On 8 January 1945, one of the two J8M1 prototypes was towed aloft, water ballast added in place of the fuel tank and rocket engine to test its aerodynamics. The test flights confirmed the design. Training courses for JAAF and JNAF pilots began on the Ku-53 glider, which shared a similar configuration to the J8M1. The 312th Naval Air Group was selected to operate the first J8M1. Mitsubishi, Fuji Hikoki, and Nissan Jidosha all had tooling for mass production well into the advanced stages, ready to produce both the J8M1 and the J8M2 variant, which differed from the J8M1 in sacrificing one of the Type 5 cannon for a small increase in fuel capacity. The first J8M1 prototype to be equipped with the Toko Ro.2 (KR10) was ready in June 1945. They were then transferred from the Nagoya plant to Yokoku for final checks before powered flight testing, after final glide tests with the engine installed.
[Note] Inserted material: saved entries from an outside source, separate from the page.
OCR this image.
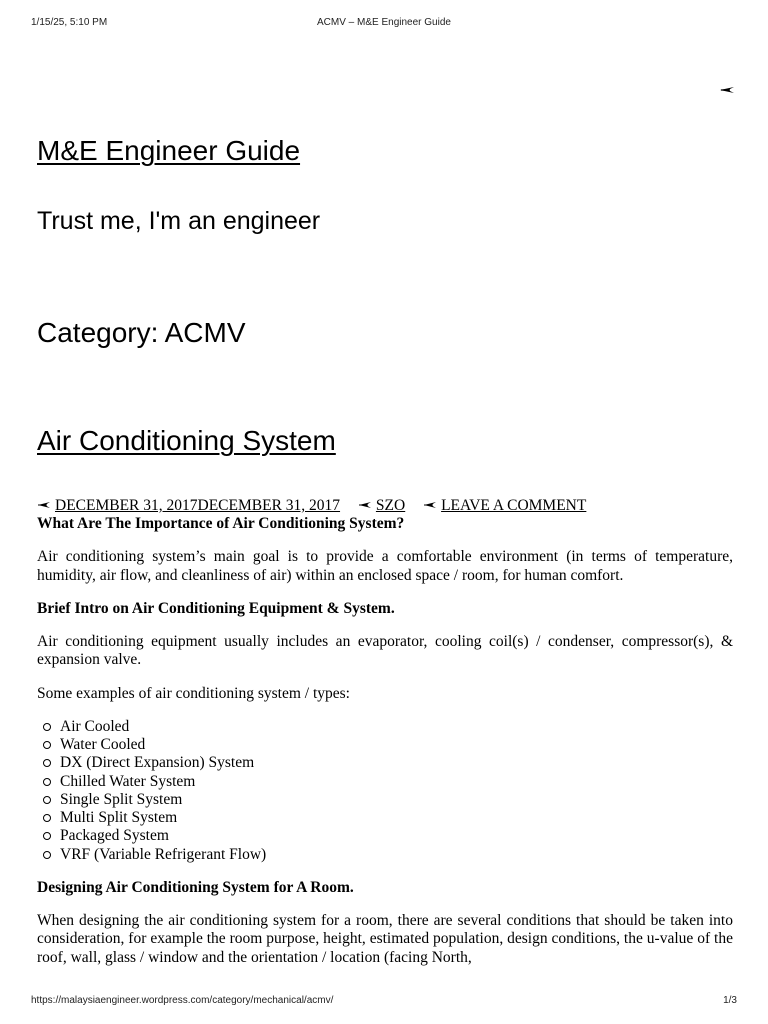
1/15/25, 5:10 PM	ACMV – M&E Engineer Guide
M&E Engineer Guide

Trust me, I'm an engineer

Category: ACMV
Air Conditioning System
DECEMBER 31, 2017DECEMBER 31, 2017 SZO LEAVE A COMMENT

What Are The Importance of Air Conditioning System?

Air conditioning system’s main goal is to provide a comfortable environment (in terms of temperature, humidity, air flow, and cleanliness of air) within an enclosed space / room, for human comfort.

Brief Intro on Air Conditioning Equipment & System.

Air conditioning equipment usually includes an evaporator, cooling coil(s) / condenser, compressor(s), & expansion valve.

Some examples of air conditioning system / types:

Air Cooled
Water Cooled
DX (Direct Expansion) System
Chilled Water System
Single Split System
Multi Split System
Packaged System
VRF (Variable Refrigerant Flow)

Designing Air Conditioning System for A Room.

When designing the air conditioning system for a room, there are several conditions that should be taken into consideration, for example the room purpose, height, estimated population, design conditions, the u-value of the roof, wall, glass / window and the orientation / location (facing North,

https://malaysiaengineer.wordpress.com/category/mechanical/acmv/	1/3
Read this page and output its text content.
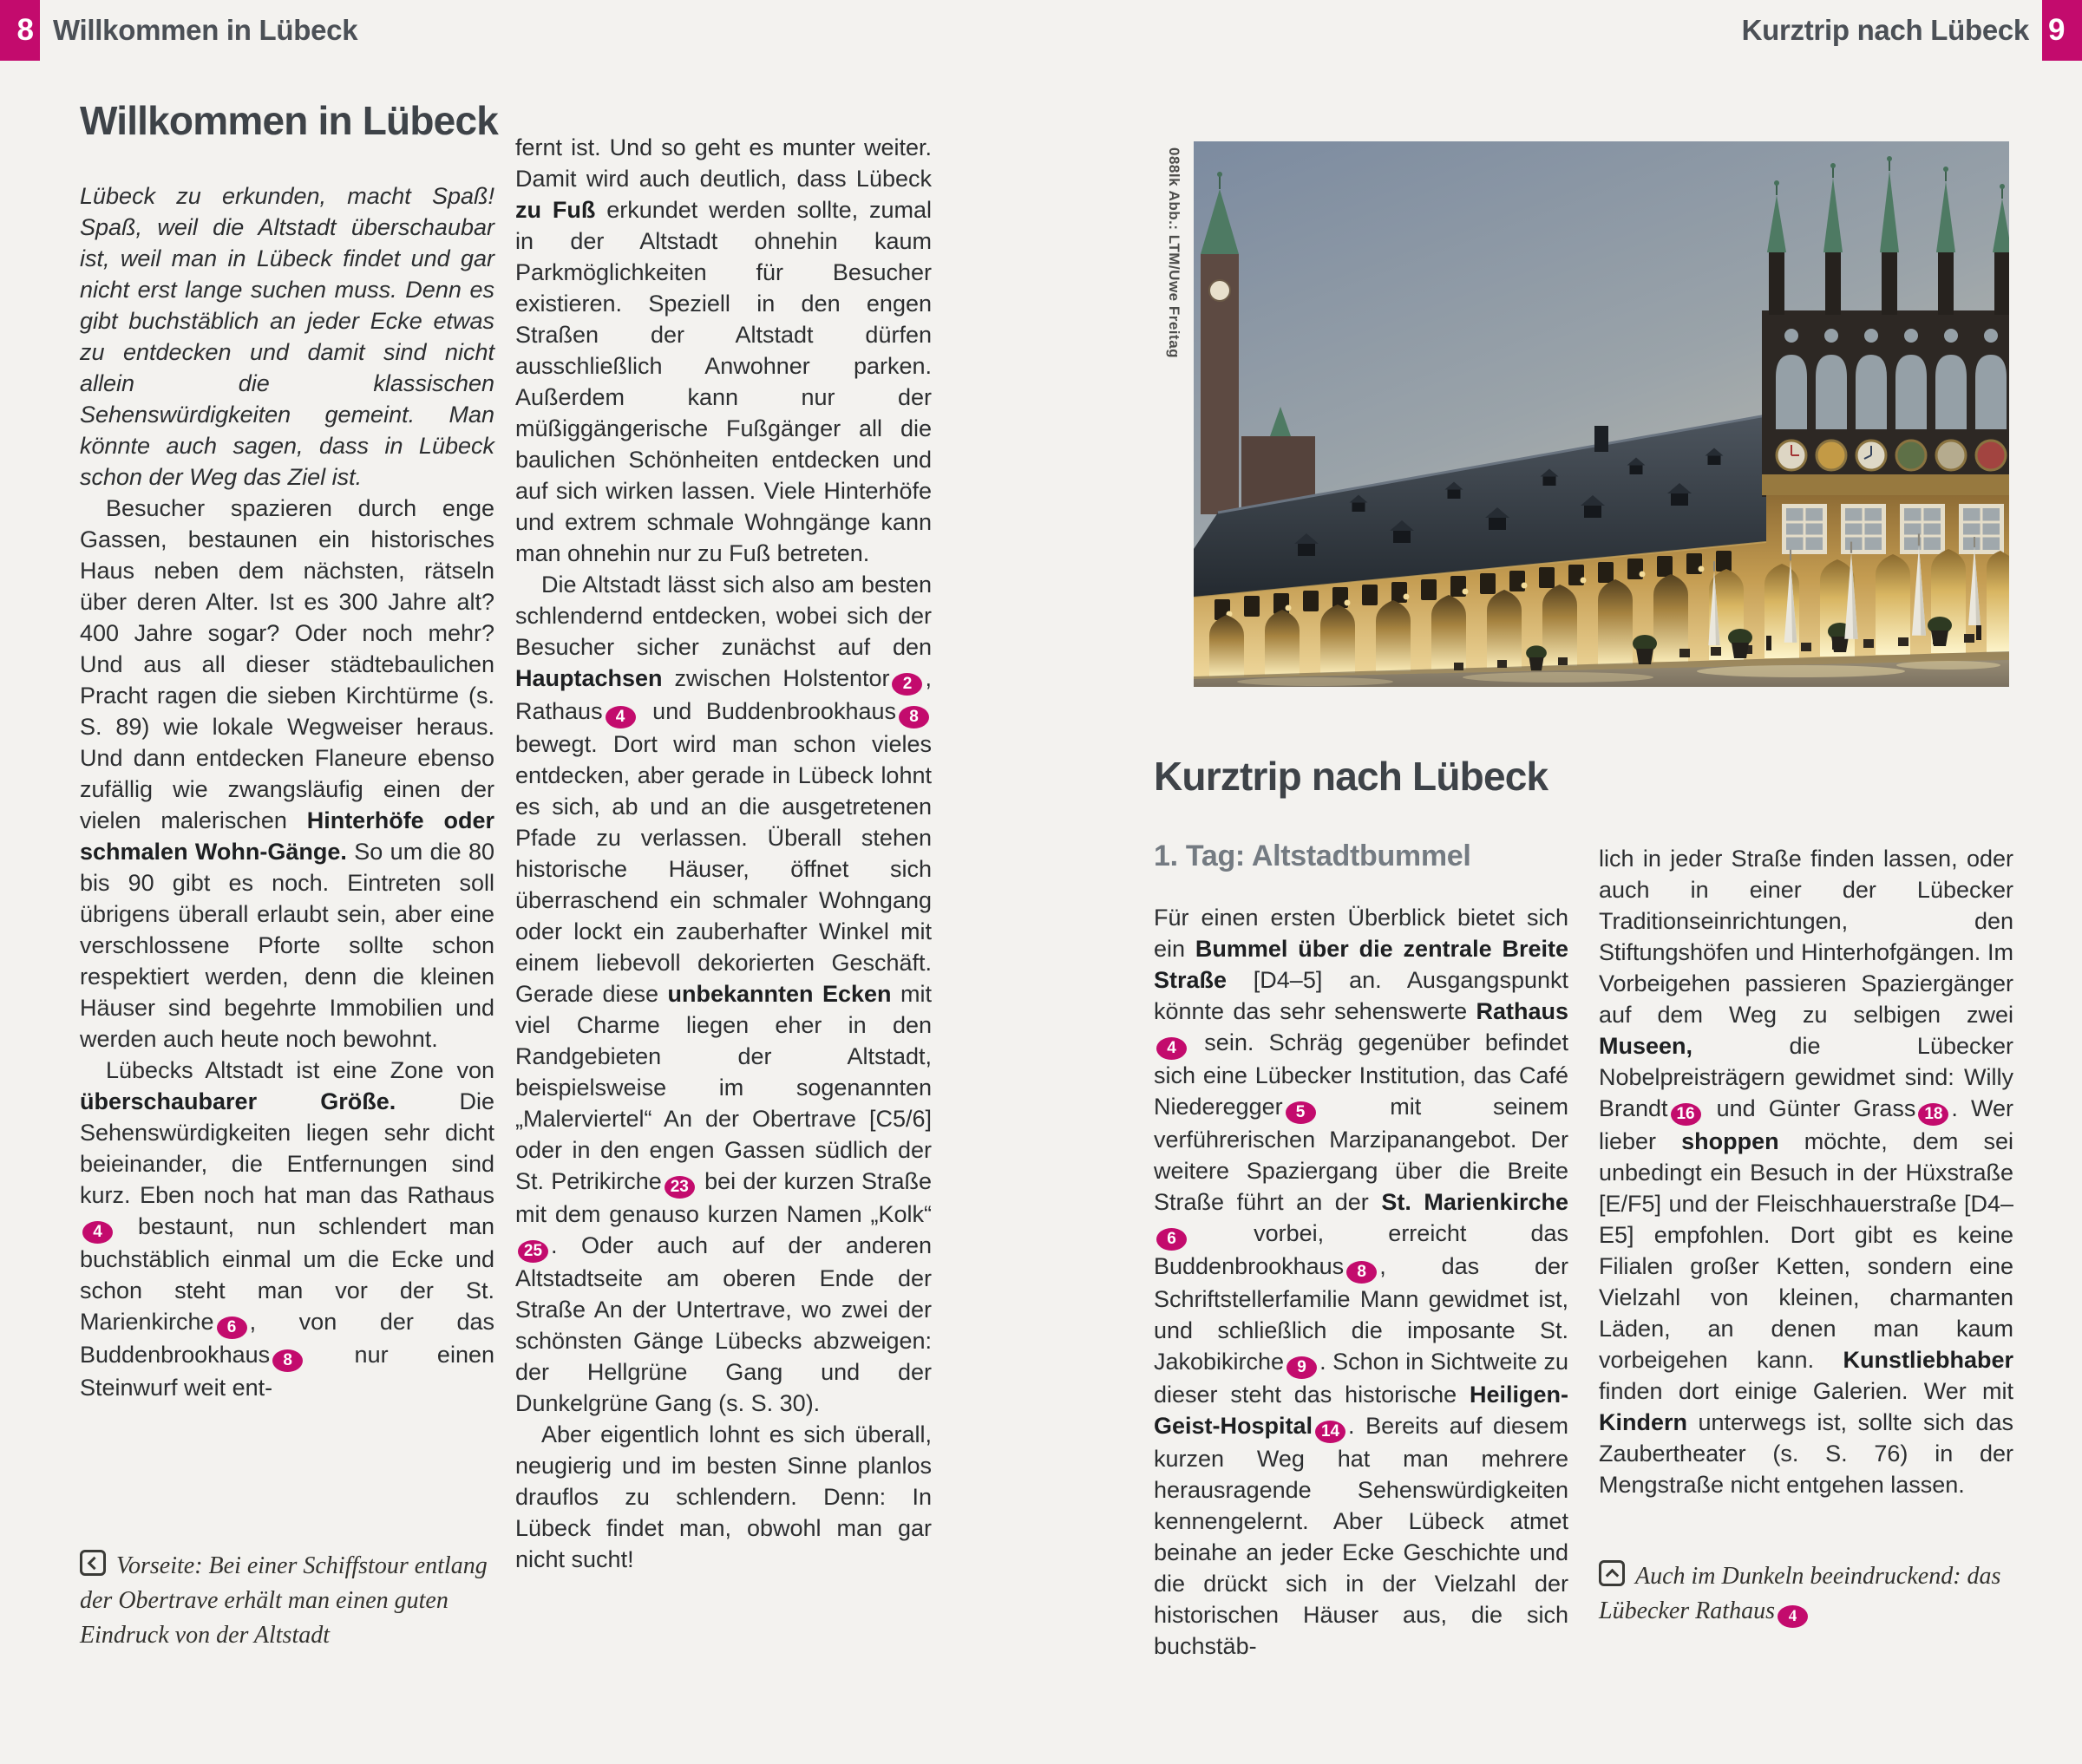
8 Willkommen in Lübeck	9
Kurztrip nach Lübeck
Willkommen in Lübeck

Lübeck zu erkunden, macht Spaß! Spaß, weil die Altstadt überschaubar ist, weil man in Lübeck findet und gar nicht erst lange suchen muss. Denn es gibt buchstäblich an jeder Ecke etwas zu entdecken und damit sind nicht allein die klassischen Sehenswürdigkeiten gemeint. Man könnte auch sagen, dass in Lübeck schon der Weg das Ziel ist.

Besucher spazieren durch enge Gassen, bestaunen ein historisches Haus neben dem nächsten, rätseln über deren Alter. Ist es 300 Jahre alt? 400 Jahre sogar? Oder noch mehr? Und aus all dieser städtebaulichen Pracht ragen die sieben Kirchtürme (s. S. 89) wie lokale Wegweiser heraus. Und dann entdecken Flaneure ebenso zufällig wie zwangsläufig einen der vielen malerischen Hinterhöfe oder schmalen Wohn-Gänge. So um die 80 bis 90 gibt es noch. Eintreten soll übrigens überall erlaubt sein, aber eine verschlossene Pforte sollte schon respektiert werden, denn die kleinen Häuser sind begehrte Immobilien und werden auch heute noch bewohnt.

Lübecks Altstadt ist eine Zone von überschaubarer Größe. Die Sehenswürdigkeiten liegen sehr dicht beieinander, die Entfernungen sind kurz. Eben noch hat man das Rathaus4 bestaunt, nun schlendert man buchstäblich einmal um die Ecke und schon steht man vor der St. Marienkirche 6 , von der das Buddenbrookhaus 8 nur einen Steinwurf weit ent-

fernt ist. Und so geht es munter weiter. Damit wird auch deutlich, dass Lübeck zu Fuß erkundet werden sollte, zumal in der Altstadt ohnehin kaum Parkmöglichkeiten für Besucher existieren. Speziell in den engen Straßen der Altstadt dürfen ausschließlich Anwohner parken. Außerdem kann nur der müßiggängerische Fußgänger all die baulichen Schönheiten entdecken und auf sich wirken lassen. Viele Hinterhöfe und extrem schmale Wohngänge kann man ohnehin nur zu Fuß betreten.

Die Altstadt lässt sich also am besten schlendernd entdecken, wobei sich der Besucher sicher zunächst auf den Hauptachsen zwischen Holstentor 2 , Rathaus 4 und Buddenbrookhaus 8 bewegt. Dort wird man schon vieles entdecken, aber gerade in Lübeck lohnt es sich, ab und an die ausgetretenen Pfade zu verlassen. Überall stehen historische Häuser, öffnet sich überraschend ein schmaler Wohngang oder lockt ein zauberhafter Winkel mit einem liebevoll dekorierten Geschäft. Gerade diese unbekannten Ecken mit viel Charme liegen eher in den Randgebieten der Altstadt, beispielsweise im sogenannten „Malerviertel“ An der Obertrave [C5/6] oder in den engen Gassen südlich der St. Petrikirche 23 bei der kurzen Straße mit dem genauso kurzen Namen „Kolk“25 . Oder auch auf der anderen Altstadtseite am oberen Ende der Straße An der Untertrave, wo zwei der schönsten Gänge Lübecks abzweigen: der Hellgrüne Gang und der Dunkelgrüne Gang (s. S. 30).

Aber eigentlich lohnt es sich überall, neugierig und im besten Sinne planlos drauflos zu schlendern. Denn: In Lübeck findet man, obwohl man gar nicht sucht!

Vorseite: Bei einer Schiffstour entlang der Obertrave erhält man einen guten Eindruck von der Altstadt
088lk Abb.: LTM/Uwe Freitag
Kurztrip nach Lübeck
1. Tag: Altstadtbummel

Für einen ersten Überblick bietet sich ein Bummel über die zentrale Breite Straße [D4–5] an. Ausgangspunkt könnte das sehr sehenswerte Rathaus4 sein. Schräg gegenüber befindet sich eine Lübecker Institution, das Café Niederegger 5 mit seinem verführerischen Marzipanangebot. Der weitere Spaziergang über die Breite Straße führt an der St. Marienkirche6 vorbei, erreicht das Buddenbrookhaus 8 , das der Schriftstellerfamilie Mann gewidmet ist, und schließlich die imposante St. Jakobikirche 9 . Schon in Sichtweite zu dieser steht das historische Heiligen-Geist-Hospital 14 . Bereits auf diesem kurzen Weg hat man mehrere herausragende Sehenswürdigkeiten kennengelernt. Aber Lübeck atmet beinahe an jeder Ecke Geschichte und die drückt sich in der Vielzahl der historischen Häuser aus, die sich buchstäb-

lich in jeder Straße finden lassen, oder auch in einer der Lübecker Traditionseinrichtungen, den Stiftungshöfen und Hinterhofgängen. Im Vorbeigehen passieren Spaziergänger auf dem Weg zu selbigen zwei Museen, die Lübecker Nobelpreisträgern gewidmet sind: Willy Brandt 16 und Günter Grass 18 . Wer lieber shoppen möchte, dem sei unbedingt ein Besuch in der Hüxstraße [E/F5] und der Fleischhauerstraße [D4–E5] empfohlen. Dort gibt es keine Filialen großer Ketten, sondern eine Vielzahl von kleinen, charmanten Läden, an denen man kaum vorbeigehen kann. Kunstliebhaber finden dort einige Galerien. Wer mit Kindern unterwegs ist, sollte sich das Zaubertheater (s. S. 76) in der Mengstraße nicht entgehen lassen.

Auch im Dunkeln beeindruckend: das Lübecker Rathaus 4
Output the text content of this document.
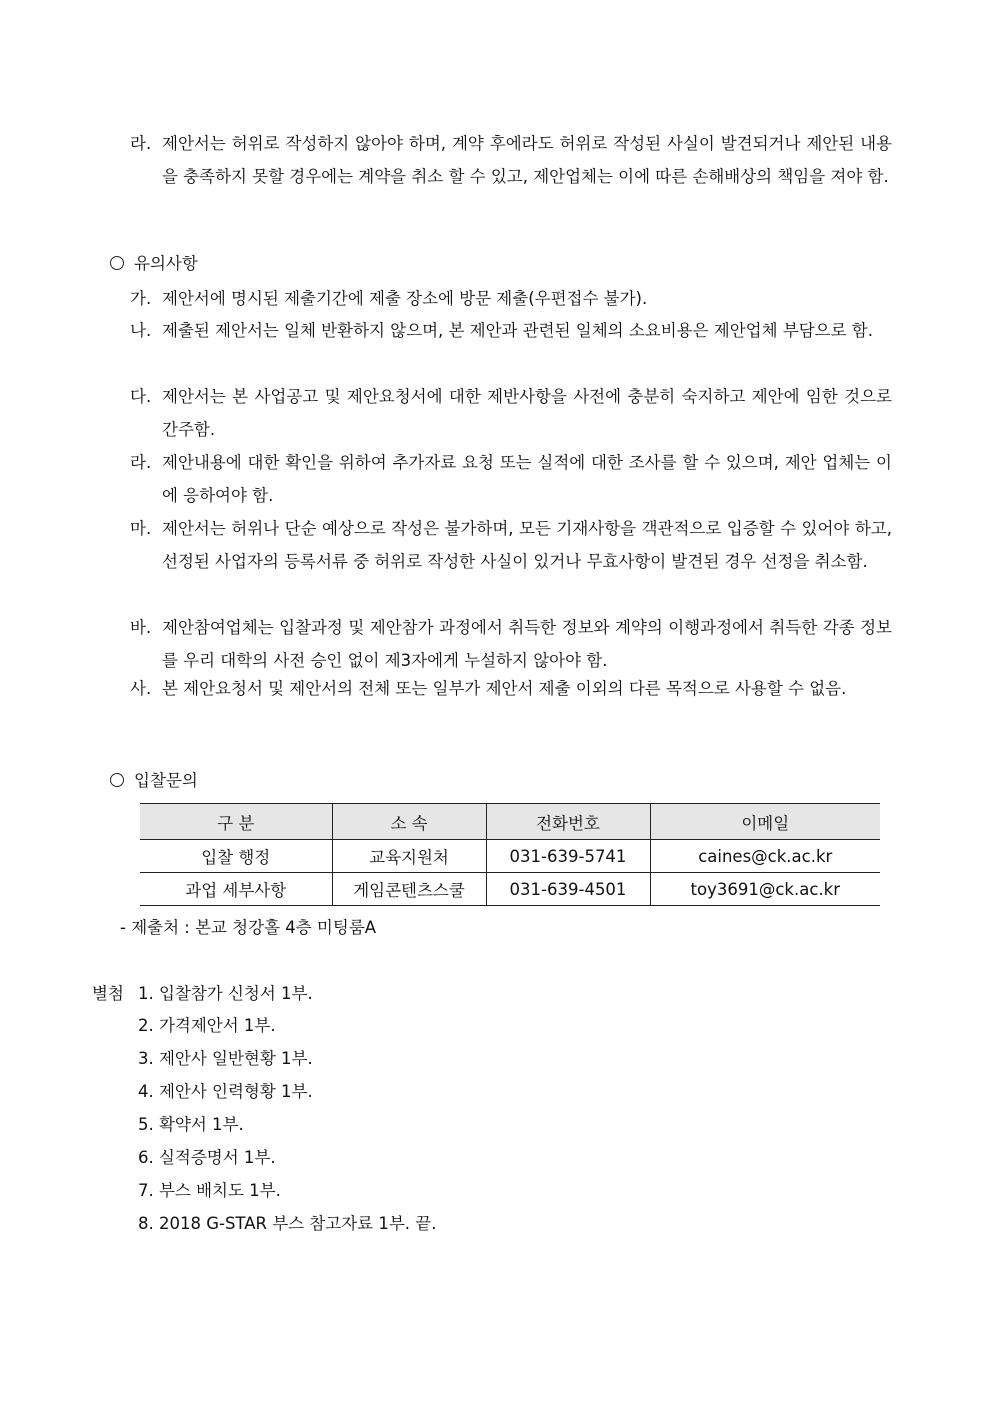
라. 제안서는 허위로 작성하지 않아야 하며, 계약 후에라도 허위로 작성된 사실이 발견되거나 제안된 내용을 충족하지 못할 경우에는 계약을 취소 할 수 있고, 제안업체는 이에 따른 손해배상의 책임을 져야 함.
유의사항
가. 제안서에 명시된 제출기간에 제출 장소에 방문 제출(우편접수 불가).
나. 제출된 제안서는 일체 반환하지 않으며, 본 제안과 관련된 일체의 소요비용은 제안업체 부담으로 함.
다. 제안서는 본 사업공고 및 제안요청서에 대한 제반사항을 사전에 충분히 숙지하고 제안에 임한 것으로 간주함.
라. 제안내용에 대한 확인을 위하여 추가자료 요청 또는 실적에 대한 조사를 할 수 있으며, 제안 업체는 이에 응하여야 함.
마. 제안서는 허위나 단순 예상으로 작성은 불가하며, 모든 기재사항을 객관적으로 입증할 수 있어야 하고, 선정된 사업자의 등록서류 중 허위로 작성한 사실이 있거나 무효사항이 발견된 경우 선정을 취소함.
바. 제안참여업체는 입찰과정 및 제안참가 과정에서 취득한 정보와 계약의 이행과정에서 취득한 각종 정보를 우리 대학의 사전 승인 없이 제3자에게 누설하지 않아야 함.
사. 본 제안요청서 및 제안서의 전체 또는 일부가 제안서 제출 이외의 다른 목적으로 사용할 수 없음.
입찰문의
구 분	소 속	전화번호	이메일
입찰 행정	교육지원처	031-639-5741	caines@ck.ac.kr
과업 세부사항	게임콘텐츠스쿨	031-639-4501	toy3691@ck.ac.kr
- 제출처 : 본교 청강홀 4층 미팅룸A
별첨 1. 입찰참가 신청서 1부.
2. 가격제안서 1부.
3. 제안사 일반현황 1부.
4. 제안사 인력형황 1부.
5. 확약서 1부.
6. 실적증명서 1부.
7. 부스 배치도 1부.
8. 2018 G-STAR 부스 참고자료 1부. 끝.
The J8M took to the air for its first powered flight on 7 July 1945, with Lieutenant Commander Toyohiko Inuzuka at the controls; after his "sharp start" rocket-powered takeoff, Inuzuka successfully jettisoned the dolly upon becoming airborne and began to gain speed, climbing skywards at a 45° angle. At an altitude of 400 m (1,300 ft), the engine stopped abruptly and the J8M1 stalled. Inuzuka managed to glide the aircraft back, but clipped a small building at the edge of the airfield while trying to land, causing the aircraft to burst into flames. Inuzuka died the next day. While Mitsubishi and naval technicians sought to find the cause of the accident, all future flights were grounded. The engine cutout had occurred because the angle of climb, coupled with the fuel tanks being half-filled for this first flight, caused a shifting of the fuel, which in turn caused an auto cutout device to activate because of an air lock in the fuel line. Requests to continue flight testing were denied pending the modification of the fuel pumps in the aircraft. The sixth and seventh prototypes were to be fitted with the modified Ro.2 engine.
Full-scale production readiness was almost at hand, and component construction was already underway. Flight testing was to resume, despite another explosion of the fuel mixture during a ground test days after the crash, in late August 1945 and the J8M2 design was finalized. But on 15 August 1945, the war ended for the Japanese and all work on the J8M ceased. The end of the war also spelled the end of the JAAF's Ki-202 Shūsui-Kai (Modified Shusui), whose design had begun in secret months before. The Ki-202 was to offer improved flight endurance over the Ki-200 and was slated to be the priority fighter for the JAAF in 1946, but no metal was cut before Japan's surrender.
Germany tried to send another Komet in U-864, but the submarine was sunk near Bergen by British submarine HMS Venturer in February 1945.
As with many other Japanese fighter types combating air raids over Japan, the Ki-200 was considered for use in ramming attacks against B-29s. The envisioned mission profile was to make one or two firing passes and then, with the remaining energy, conduct a ramming attack. Any fuel left on board would most likely detonate, increasing the effectiveness of the attack, but also meaning the pilot had little chance of survival. Nevertheless, the cost was deemed to be worth it and plans were being drawn up to form a "Hagakure-Tai" (Special Attack Unit), similar to the German Sonderkommando Elbe, when the war ended.